CBF Executive Rejects Blame for Betting Scandals

CBF Executive Rejects Blame for Betting Scandals
CBF vice president Michelle Ramalho has pushed back against claims that licensed betting operators are driving match-fixing risks in Brazilian football. Her comments put illegal operators back at the centre of the policy debate.

The gambling row in Brazil returned to the football pitch at the 14th Lisbon Forum on June 2. Speaking at a panel on e-games and online betting, Ramalho said companies that offer betting on sport should not be considered as the default source of manipulation scandals.

Football Integrity Becomes the Main Line

Legal operators are subject to rules, they pay for licences and they are overseen by the state. The same could not be said for the illegal sites. Ramalho said this distinction is often lost in public discussion, particularly when scandals in football are being discussed.

She also said that betting is now part of the modern football market. In her view, the question is no longer whether betting exists around football. The question is how Brazil separates licensed firms from illegal operators.

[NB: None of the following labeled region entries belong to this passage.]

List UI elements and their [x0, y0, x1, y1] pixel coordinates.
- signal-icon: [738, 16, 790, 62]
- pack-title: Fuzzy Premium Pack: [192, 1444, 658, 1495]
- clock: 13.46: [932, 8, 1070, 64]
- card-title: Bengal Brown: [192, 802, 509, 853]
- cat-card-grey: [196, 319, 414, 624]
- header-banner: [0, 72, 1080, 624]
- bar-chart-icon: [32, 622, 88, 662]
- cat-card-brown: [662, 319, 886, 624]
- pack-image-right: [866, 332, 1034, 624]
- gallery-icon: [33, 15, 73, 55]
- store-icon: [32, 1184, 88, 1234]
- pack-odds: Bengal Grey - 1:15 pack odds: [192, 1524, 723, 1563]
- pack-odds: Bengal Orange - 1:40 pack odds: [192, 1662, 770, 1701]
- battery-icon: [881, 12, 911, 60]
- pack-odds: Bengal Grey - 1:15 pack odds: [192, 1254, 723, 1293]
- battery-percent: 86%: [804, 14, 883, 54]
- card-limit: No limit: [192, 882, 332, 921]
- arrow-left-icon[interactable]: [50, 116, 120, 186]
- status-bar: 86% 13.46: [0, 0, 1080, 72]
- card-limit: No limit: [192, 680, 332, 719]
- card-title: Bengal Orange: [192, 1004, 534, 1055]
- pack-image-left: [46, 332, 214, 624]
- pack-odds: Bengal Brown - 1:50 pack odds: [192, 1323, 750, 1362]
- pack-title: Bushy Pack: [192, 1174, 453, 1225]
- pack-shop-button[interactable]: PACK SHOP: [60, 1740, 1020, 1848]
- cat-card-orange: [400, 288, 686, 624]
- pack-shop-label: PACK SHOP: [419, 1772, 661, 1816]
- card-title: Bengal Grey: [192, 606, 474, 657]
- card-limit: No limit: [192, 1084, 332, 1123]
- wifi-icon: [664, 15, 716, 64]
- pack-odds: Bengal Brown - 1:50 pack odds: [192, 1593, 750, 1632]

Her most powerful point was about incentives. There’s little incentive for a licensed operator to want to fix a match, because that kind of manipulation can harm the prices, the trust, the sponsorships and regulatory standing. Unlicensed market has fewer apparent checks.

Illegal Sites Stay in Focus

Ramalho urged for a tougher crackdown on unlicensed bookmakers in Brazil. She bemoaned what she said was unfair competition from operators that avoid licensing, payment, advertising and compliance rules.

The tone of that message is very much now in line with politics in Brasilia. Fixed-odds betting in Brazil has been regulated since 2025, but illegal operators still pose a huge enforcement headache. Recent talks have moved beyond website blocking and are now also focusing on payment controls, data sharing and harsher punishments.

Here is the tougher part about regulation. Domain blocking can deter illegal traffic, but it doesn’t usually end activity. Mirror sites, offshore payment routes and shadow advertising umbrellas also enable unlicensed brands to stay in front of consumers.

For regulated operators, the discussion is reputational too. When every scandal is portrayed as a “betting problem,” the regulated market doesn’t get to explain why licensing exists in the first place.

Operators Point to Payments

Also on the Lisbon panel were Superbet and Betano representatives. Superbet CEO Alexandre Fonseca rejected the idea that regulated betting is the main driver of household debt in Brazil.

He cited one big payment-system difference. Brazil’s regulated operators are not allowed to take credit cards. Players must use approved electronic transfer methods, with Pix being the main route. Fonseca said the illegal market still accepts credit cards, unlike licensed operators.

Guilherme Figueiredo, director public affairs at Betano, also defended targeted controls, including tools linked to government programs such as Bolsa Família and Desenrola. His point was that enforcement should focus on risk and legality, not treat every betting operator as the same type of problem.

Market Reading

The useful takeaway is not that licensed operators should escape scrutiny. They still need strong controls on advertising, player checks, sponsorships and integrity alerts. But Brazil’s next enforcement phase needs sharper definitions. Match-fixing, illegal payment flows and offshore betting are separate problems. If lawmakers treat them as one broad industry failure, legal operators may carry the public blame while illegal sites keep the commercial advantage.